Marmara Bölgesi’ni yerle bir eden, tüm ülkeyi her yönden sarsan depremden sonra devletin üç gün boyunca gönüllülerden, yabancı ekiplerden ve hattâ depremzedelerden bile geç kalıp “sorumluluk üstlenemeyişi” devlette sorumluluğun hiç kimseye ait olmadığını açığa çıkardı. Bunun anlamı şu olsa gerektir: Herkesin yetkili olduğu bir devlet hiç kimseye karşı sorumlu değildir. Polisin işkence yapma yetkisi vardır, ama hesap vermekten ötürü sorumlu tutulmaz, hırsız yetkili biriyse sorumluluğu yoktur, güçlü olan yetkili ise, suçlu olan yetkisiz olandır.
Gelsin bakalım Af Yasası. Deprem mi oldu, o zaman biz de hırsız ve katilleri affeder, düşünce suçlularını affetmeyiz.
Ülkemizde yalnızca şiddetli bir deprem oldu, yetkililer buna âfet adını verdi, sorumlular paçayı sıyırdı. Ülkemizin en büyük âfetinin ise kaşarlanmış, utanmaz ve sorumsuz yetkililer olduğu açığa çıktı. Enkazı incelediğimiz zaman en büyük hasarın fay kırığından gelmediği açıkça belli oluyor.
Gerçi halkımızın “Büyüklerimiz daha iyi bilir” cümlesiyle özetlenebilecek olan ruh hali bir felâketi hazırlayan nedenlerden biridir. Ama süregiden asıl felâket, büyüklerimizin artık daha iyi bilemeyecek kadar yaşlanmış olmalarında, felâketleri küçük görecek kadar yüksekte durmalarındadır. Bu ülkede büyükler daha iyi bilir dendiği için, devlet ve güçlüler yetkili ama sorumsuz, halk ve mazlumlar etkisiz ama sorumludur.
Öte yandan, ülkemizin kentleştiği ama vatandaşlarımızın kentli olamadığı da anlaşılmıştır. Bunun sorumlusu ise, kentli olmanın anlamını kavrayamamış olan halk kadar, birer kâğıt dekordan ibaret olan kentsel yapılara izin veren yerel yöneticiler, şehir plancıları, rant vurguncuları, bunların ihale işlerini kollayan devlet büyükleri ve hükümetlerdir.
Peki bu niye böyledir?
Düşük ücret politikası sonucu kentlere insanların yığılması ve bu az gelirli insanların karton evlere her ne pahasına olursa olsun hücum etmesi, bu hasarın nedenlerinden biri değil midir?
Deprem herhalükârda evlerin yıkılmasına yolaçanlara yaradı. Şimdi de gelsin yeni ihaleler ve yeni deprem zenginleri.
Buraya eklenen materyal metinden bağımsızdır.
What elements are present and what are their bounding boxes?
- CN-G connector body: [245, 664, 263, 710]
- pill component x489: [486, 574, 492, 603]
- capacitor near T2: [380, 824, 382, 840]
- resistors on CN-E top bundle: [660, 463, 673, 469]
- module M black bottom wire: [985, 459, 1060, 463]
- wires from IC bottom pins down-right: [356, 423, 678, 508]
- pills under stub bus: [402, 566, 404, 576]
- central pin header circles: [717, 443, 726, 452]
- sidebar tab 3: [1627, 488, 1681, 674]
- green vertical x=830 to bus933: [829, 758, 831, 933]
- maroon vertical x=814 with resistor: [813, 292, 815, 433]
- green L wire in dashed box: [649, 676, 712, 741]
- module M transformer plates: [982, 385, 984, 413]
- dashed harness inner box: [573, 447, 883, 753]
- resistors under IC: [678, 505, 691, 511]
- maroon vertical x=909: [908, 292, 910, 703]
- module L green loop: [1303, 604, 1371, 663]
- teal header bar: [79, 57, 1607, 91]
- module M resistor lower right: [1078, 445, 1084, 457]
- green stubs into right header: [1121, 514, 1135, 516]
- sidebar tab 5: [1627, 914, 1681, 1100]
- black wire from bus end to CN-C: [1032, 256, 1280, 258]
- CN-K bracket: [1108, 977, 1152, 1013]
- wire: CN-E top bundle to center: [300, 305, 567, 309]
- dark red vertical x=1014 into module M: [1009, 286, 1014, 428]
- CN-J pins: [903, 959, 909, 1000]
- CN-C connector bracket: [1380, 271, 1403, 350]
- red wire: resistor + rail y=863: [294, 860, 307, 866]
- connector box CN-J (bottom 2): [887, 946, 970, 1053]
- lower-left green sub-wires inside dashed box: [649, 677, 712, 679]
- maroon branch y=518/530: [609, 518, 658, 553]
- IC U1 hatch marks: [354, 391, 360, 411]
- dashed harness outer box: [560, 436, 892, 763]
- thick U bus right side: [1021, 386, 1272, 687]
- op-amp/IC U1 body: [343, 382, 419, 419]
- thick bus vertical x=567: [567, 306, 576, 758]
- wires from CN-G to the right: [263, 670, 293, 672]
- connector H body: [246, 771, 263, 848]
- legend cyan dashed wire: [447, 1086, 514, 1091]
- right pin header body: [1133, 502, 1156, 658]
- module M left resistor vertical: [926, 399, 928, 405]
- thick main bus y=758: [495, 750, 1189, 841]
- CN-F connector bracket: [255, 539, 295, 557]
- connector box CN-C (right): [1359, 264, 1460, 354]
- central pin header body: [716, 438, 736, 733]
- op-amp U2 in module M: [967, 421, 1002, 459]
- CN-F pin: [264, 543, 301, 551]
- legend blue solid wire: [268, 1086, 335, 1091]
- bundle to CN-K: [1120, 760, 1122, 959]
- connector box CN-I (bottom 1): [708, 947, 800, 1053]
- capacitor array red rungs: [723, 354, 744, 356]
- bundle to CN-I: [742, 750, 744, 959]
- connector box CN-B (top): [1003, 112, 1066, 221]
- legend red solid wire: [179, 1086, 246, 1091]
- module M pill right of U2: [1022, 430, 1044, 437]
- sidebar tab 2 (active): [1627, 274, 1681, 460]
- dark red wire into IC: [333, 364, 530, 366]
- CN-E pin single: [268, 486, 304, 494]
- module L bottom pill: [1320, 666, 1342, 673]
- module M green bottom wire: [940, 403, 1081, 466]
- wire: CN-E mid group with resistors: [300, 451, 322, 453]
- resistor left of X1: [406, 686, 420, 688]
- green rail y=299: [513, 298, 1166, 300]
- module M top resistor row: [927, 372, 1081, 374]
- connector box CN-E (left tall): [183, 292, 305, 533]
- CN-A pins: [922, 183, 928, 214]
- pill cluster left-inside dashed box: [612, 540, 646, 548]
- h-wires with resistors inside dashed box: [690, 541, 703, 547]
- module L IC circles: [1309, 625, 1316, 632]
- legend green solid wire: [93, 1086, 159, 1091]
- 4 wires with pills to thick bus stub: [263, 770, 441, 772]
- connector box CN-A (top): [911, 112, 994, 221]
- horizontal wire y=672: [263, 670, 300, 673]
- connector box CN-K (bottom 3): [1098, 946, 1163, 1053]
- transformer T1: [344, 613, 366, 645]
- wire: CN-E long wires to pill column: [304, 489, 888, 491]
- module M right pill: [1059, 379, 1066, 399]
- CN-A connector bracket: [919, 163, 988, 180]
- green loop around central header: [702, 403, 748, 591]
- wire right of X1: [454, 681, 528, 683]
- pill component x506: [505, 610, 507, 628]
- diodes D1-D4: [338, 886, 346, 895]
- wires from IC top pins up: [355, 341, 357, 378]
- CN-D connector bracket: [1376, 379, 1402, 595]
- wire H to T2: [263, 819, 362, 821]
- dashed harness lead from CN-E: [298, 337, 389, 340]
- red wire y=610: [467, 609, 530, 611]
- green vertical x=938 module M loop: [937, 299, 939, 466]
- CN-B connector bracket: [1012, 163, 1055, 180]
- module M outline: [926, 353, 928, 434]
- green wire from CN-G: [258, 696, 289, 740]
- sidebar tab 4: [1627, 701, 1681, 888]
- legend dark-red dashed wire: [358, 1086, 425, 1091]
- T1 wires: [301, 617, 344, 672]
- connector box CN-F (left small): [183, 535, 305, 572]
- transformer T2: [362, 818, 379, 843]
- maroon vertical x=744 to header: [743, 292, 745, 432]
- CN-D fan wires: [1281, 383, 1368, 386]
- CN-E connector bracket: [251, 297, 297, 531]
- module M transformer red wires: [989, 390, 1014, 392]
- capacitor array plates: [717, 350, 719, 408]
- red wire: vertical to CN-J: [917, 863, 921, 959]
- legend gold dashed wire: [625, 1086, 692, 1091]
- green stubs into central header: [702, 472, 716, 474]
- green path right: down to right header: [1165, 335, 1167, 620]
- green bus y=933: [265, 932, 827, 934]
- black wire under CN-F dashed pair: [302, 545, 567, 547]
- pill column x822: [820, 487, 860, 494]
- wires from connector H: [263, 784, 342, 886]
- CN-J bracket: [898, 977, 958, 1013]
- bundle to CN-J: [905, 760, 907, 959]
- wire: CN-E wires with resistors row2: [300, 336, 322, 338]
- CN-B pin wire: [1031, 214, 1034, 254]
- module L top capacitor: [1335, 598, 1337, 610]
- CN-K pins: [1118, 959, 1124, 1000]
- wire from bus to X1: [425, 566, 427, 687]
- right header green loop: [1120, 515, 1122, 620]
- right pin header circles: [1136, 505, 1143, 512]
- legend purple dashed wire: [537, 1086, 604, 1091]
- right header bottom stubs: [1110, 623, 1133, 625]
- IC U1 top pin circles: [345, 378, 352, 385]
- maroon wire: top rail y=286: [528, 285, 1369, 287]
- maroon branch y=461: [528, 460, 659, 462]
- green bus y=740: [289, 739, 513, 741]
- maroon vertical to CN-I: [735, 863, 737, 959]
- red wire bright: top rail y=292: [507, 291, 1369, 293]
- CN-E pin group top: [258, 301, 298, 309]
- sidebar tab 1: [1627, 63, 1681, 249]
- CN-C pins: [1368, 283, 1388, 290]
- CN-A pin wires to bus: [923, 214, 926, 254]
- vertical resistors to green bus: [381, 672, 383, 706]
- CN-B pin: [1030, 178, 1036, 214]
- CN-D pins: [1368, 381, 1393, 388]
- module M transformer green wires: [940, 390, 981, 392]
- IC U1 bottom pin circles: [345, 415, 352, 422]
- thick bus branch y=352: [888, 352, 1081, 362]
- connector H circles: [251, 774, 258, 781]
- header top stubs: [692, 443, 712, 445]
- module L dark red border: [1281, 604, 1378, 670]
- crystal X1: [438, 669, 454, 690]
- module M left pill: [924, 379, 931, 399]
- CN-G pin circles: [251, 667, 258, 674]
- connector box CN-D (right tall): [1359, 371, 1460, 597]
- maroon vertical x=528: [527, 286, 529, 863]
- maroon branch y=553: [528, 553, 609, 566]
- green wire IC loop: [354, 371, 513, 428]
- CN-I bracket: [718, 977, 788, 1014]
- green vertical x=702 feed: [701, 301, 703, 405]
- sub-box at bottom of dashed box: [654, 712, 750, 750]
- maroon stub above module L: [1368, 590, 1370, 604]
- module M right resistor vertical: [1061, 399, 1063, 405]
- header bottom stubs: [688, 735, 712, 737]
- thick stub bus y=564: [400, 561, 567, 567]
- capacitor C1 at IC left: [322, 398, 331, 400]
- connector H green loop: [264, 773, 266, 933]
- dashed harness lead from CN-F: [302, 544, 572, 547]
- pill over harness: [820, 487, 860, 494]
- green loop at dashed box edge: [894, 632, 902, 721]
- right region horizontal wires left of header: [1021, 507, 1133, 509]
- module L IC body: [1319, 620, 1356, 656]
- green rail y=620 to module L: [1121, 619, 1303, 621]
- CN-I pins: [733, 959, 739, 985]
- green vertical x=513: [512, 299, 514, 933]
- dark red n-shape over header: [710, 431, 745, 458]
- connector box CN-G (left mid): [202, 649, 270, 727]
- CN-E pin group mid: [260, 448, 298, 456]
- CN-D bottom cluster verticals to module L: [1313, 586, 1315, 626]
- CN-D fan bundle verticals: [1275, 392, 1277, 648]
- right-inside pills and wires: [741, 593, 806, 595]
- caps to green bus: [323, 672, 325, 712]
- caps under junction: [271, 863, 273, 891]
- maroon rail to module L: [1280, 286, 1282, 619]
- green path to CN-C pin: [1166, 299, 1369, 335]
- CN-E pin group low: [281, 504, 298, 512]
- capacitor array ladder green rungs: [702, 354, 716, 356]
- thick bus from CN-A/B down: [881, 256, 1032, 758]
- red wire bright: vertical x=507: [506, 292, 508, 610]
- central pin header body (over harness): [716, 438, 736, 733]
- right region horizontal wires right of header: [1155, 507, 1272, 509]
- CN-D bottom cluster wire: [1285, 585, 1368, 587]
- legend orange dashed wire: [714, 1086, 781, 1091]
Ha, bir de karayolu yapma, demiryoluna ve denizyollarına engel olma lobisini unutmayalım. Bunlar bütün tesislerini Marmara’ya kurup maliyetleri düşürdüler ama, depremle ülkemizin ve halkın ödediği bedel, bu maliyeti bir çırpıda onlarca kez katladı. Bu şirketler ve onların Marmara’yı yok etmesine izin veren hükümetler yüzünden İstanbul bir toplama kampına, yollar mezbahaya dönüştü. Zenginler daha zengin olsun diye bu halk trafik kazalarında, depremde, sel felâketlerinde can veriyor.
Bu ülkede yol yapımı, inşaat, orman, turizm yatırımı gibi “getirisi olan” bir iş söz konusu olup da ortada rüşvetin döndüğünü, yasaya veya imara aykırı bir işlemin ‘bir yolunun bulunduğunu’, rastlantı sonucu rüşveti veya para yemeyi eline yüzüne bulaştıranların da, yargılansa bile ‘bundan bir şey çıkmayacağını’ düşünmeyen hiç kimse yoktur.
Bunun sorumlusu halk mıdır?
Devlete tutunana bal yalatıp, devlete tutunamayanlara yal yalatan mantığı kimse suçlayamayacak mı? Devleti soyanlarla aile fotoğrafı çektirenler ne zaman başımızdan çekilecekler?
Ama asla çekilmeyecekler. Bunu biliyoruz, çünkü devletimizin güçlü olduğu anlaşılmıştır. Bu olaylardan çıkan sonuç aynen böyledir. Çünkü “olay yerine intikal ettim” diyen, “Başta emniyet güçleri olmak üzere, idari ve mülki amirlerin fevkalâde hassas bir şekilde hadiseyle ilgilendiği” kalıp cümlesini kullanan kişilerin gücü her türlü halk iradesinin üstündedir.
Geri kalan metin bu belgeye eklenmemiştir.